Генкина мама действительно не видела в случившемся роковой трагедии. Ведь все живы и здоровы! Барахло сгорело, так что тут поделаешь! Дело наживное. Она и в сына впихнула пять таблеток сухой валерьянки, и Андрею предлагала, и бухгалтершу напоила успокаивающим. Жена Юрия Яковлевича на этом скорбном пожарище была самой трезвой и деятельной персоной. Забавно, что именно к ней обращался главный пожарный, точно определив, кто здесь главный в данный момент. В лихую минуту главным становится тот, кто лиха не замечает и о людях печется.

Улучив момент, Генкина мать шепнула Андрею, которого давно сделала поверителем своих печалей:

– Невестка‑то не приехала! Как же! Запачкаться боится.

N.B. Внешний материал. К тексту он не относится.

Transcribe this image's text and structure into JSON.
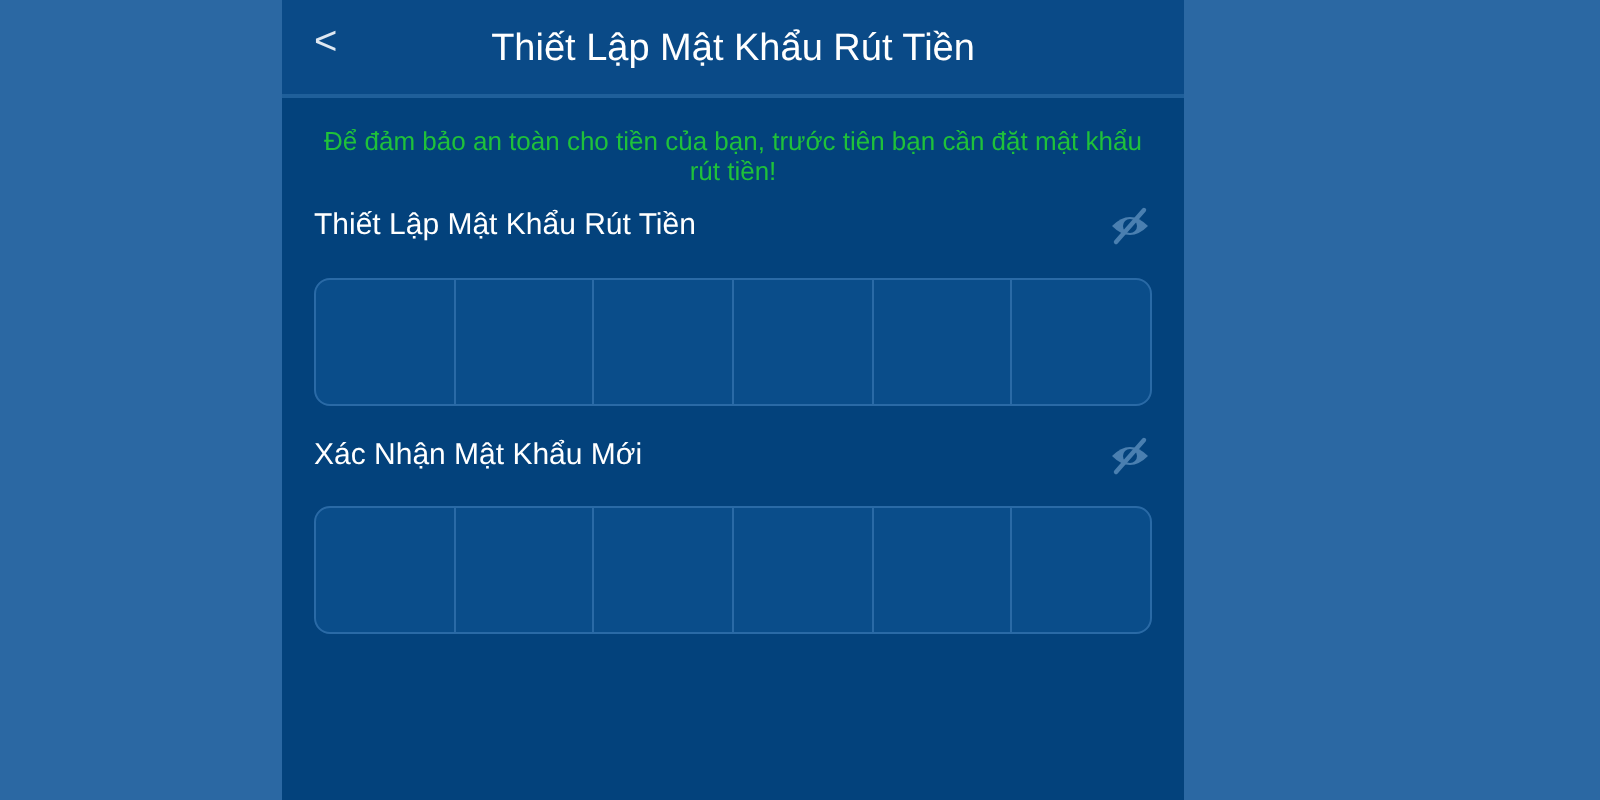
{
  "header": {
    "back": "<",
    "title": "Thiết Lập Mật Khẩu Rút Tiền"
  },
  "notice": "Để đảm bảo an toàn cho tiền của bạn, trước tiên bạn cần đặt mật khẩu rút tiền!",
  "fields": [
    {
      "label": "Thiết Lập Mật Khẩu Rút Tiền",
      "visible": false
    },
    {
      "label": "Xác Nhận Mật Khẩu Mới",
      "visible": false
    }
  ]
}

Маникюр с педикюром, наверное, делает.

Он развел руками: что есть, то есть. Жест можно интерпретировать по‑всякому, от солидарности – дрянная у вас невестка, до возмущения – вы еще в поджигатели Генкину жену запишите. Но правильнее было бы прочитать: ваши семейные дрязги меня сейчас волнуют не больше, чем погода в Африке.

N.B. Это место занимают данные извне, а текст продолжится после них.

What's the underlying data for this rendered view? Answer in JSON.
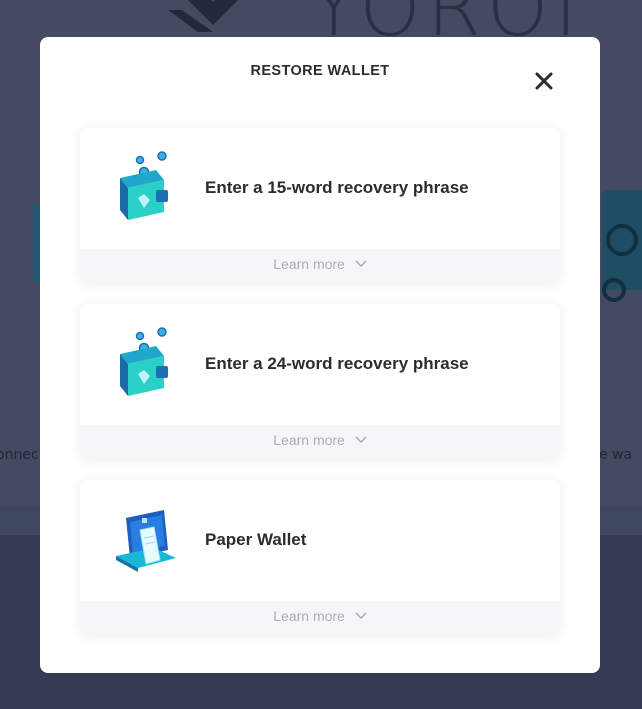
{
  "background": {
    "logo_text": "YOROI",
    "left_fragment": "onnec",
    "right_fragment": "ore wa"
  },
  "modal": {
    "title": "RESTORE WALLET",
    "close_icon": "close-icon",
    "options": [
      {
        "label": "Enter a 15-word recovery phrase",
        "icon": "wallet-coins-icon",
        "learn_more": "Learn more"
      },
      {
        "label": "Enter a 24-word recovery phrase",
        "icon": "wallet-coins-icon",
        "learn_more": "Learn more"
      },
      {
        "label": "Paper Wallet",
        "icon": "paper-wallet-icon",
        "learn_more": "Learn more"
      }
    ]
  },
  "colors": {
    "overlay": "#3f465f",
    "modal_bg": "#ffffff",
    "text": "#2b2c32",
    "muted": "#a8adb9",
    "accent": "#17d1aa"
  }
}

Андрей ехал в машине домой и думал о том, что уже много лет приходится выслушивать нелестные характеристики Генкиной жены. Дальше Андрея сплетни не шли, поэтому он был удобной отдушиной для родительского негодования. Тот простой и важный факт, что Гена любит жену, во внимание не принимался. «Не ту любит» – и точка. Как будто можно любить по заказу.

Вот и сам Андрей, похоже, кандидат на разбитое сердце. Он хорошо запомнил слова, сказанные Мариной на заре их романа: хороший, добрый неудачник – мне не пара. А теперь он был не просто неудачником – полным банкротом, нищим погорельцем.

Но неужели Марина, увидав вечером по телевизору, что сгорела его фирма, не проявит участия? Не позвонит, не посочувствует? Кроме поцелуев и постели, он надеялся, их связывает и человеческая дружба, предполагающая элементарное сострадание. Что бы ты ни напридумывала, как бы ни ошибалась, но в подобной ситуации порядочный человек забывает об обидах и протягивает руку помощи. К погорельцам снисходительны, их грехи списываются, уже бог покарал. Твоя помощь и участие для меня бесценны. Просто доброе слово сочувствия – большего не прошу. Или все‑таки перевесит отвращение к «хорошему неудачнику»?